O tratamento e os exames alteram a vida da criança e suas possibilidades de escolha de maneira brusca, sendo ela obrigada a habitar um mundo estranho e doloroso. É preciso adaptar-se a uma rotina ordenada, restrita, submeter-se a procedimentos dolorosos e sair da rotina. Essa situação desestrutura o sistema biopsicossocial da criança de tal modo que produz nela reações de estresse, influenciadas por sua idade e pela forma como ela vivencia a situação de doença, as quais geram exigências físicas e psicológicas para o ajustamento e adaptação ao tratamento.29

A fala a seguir (Bart) traduz que a dor emocional causada pela ausência materna e o afastamento da convivência familiar superam a dor física ocasionada pelos procedimentos invasivos. Isso pode ser amenizado com a presença de familiares e atividades recreacionais.

Eu quero ficar um bom tempo só, com minha mãe [...] só com minha mãe (Bart, 6 anos).

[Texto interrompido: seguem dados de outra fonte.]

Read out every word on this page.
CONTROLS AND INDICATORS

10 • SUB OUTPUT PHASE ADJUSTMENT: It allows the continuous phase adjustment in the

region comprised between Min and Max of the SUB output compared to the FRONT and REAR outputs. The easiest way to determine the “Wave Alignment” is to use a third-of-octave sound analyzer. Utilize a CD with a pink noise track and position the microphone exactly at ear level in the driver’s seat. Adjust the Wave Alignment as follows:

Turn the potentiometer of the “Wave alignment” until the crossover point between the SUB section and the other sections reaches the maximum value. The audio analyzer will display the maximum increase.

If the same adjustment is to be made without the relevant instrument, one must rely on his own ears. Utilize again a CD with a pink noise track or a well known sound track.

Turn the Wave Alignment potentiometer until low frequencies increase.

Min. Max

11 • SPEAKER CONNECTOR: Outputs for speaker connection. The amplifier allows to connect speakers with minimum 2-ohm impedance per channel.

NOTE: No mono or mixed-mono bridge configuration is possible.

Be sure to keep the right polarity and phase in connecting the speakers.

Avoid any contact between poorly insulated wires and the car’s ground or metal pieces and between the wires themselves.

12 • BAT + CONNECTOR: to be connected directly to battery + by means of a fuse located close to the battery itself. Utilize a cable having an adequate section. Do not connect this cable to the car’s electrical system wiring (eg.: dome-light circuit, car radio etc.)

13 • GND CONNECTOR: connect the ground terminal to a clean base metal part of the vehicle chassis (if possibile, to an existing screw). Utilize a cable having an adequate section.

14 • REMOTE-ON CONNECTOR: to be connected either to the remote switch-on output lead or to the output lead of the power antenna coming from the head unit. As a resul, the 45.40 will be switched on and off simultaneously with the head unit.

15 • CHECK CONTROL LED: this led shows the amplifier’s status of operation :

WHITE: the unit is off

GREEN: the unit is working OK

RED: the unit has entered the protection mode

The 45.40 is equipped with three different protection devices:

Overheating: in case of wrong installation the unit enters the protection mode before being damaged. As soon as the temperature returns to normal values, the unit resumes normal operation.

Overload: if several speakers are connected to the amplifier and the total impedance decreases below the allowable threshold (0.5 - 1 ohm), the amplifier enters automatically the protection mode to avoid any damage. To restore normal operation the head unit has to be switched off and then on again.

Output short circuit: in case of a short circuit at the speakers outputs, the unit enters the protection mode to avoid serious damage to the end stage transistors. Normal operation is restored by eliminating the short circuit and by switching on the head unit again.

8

A utilização de técnicas de distração pela equipe e pelos pais das crianças ajuda não só na execução do procedimento como também na consolidação do vínculo infante-família. Há evidências científicas de que o uso de distratores utilizados de acordo com a fase de desenvolvimento do infante reduz o perigo comportamental infantil, diminui o sofrimento e promove mais cooperação. Além disso, quando a técnica de distração é utilizada pelos pais dos infantes, especialmente nos procedimentos que envolvem picadas de agulhas, há o fortalecimento do vínculo infante-família.30

 

CONCLUSÃO

Neste estudo, observou-se a importância de uma explicação prévia ao procedimento realizado e do esclarecimento acerca da doença para família e para o infante, pois algumas crianças que possuíam essa informação viam o hospital como um ambiente que não somente remete à dor e ao sofrimento, mas também à reabilitação e à cura. E assim tornavam-se sujeitos mais ativos durante sua internação.

Torna-se visível que crianças não gostam do ambiente hospitalar, devido principalmente à alteração de sua rotina, à convivência com pessoas não familiares e à execução de procedimentos invasivos. Essa experiência poderia ser menos traumática se houvesse mais interação entre equipe de enfermagem-infante e inserção das atividades lúdicas durante a hospitalização.

Assim, torna-se necessária a sensibilização para ações lúdicas por parte das pessoas que estão inseridas nessa trajetória hospitalar do infante. Isso porque o brincar promove o relaxamento da criança, além de ser indispensável para o desenvolvimento infantil, o qual não deve ser interrompido em hum momento algum ou em qualquer circunstância da vida, devendo ser estimulado de acordo com a faixa etária e evolução cognitiva.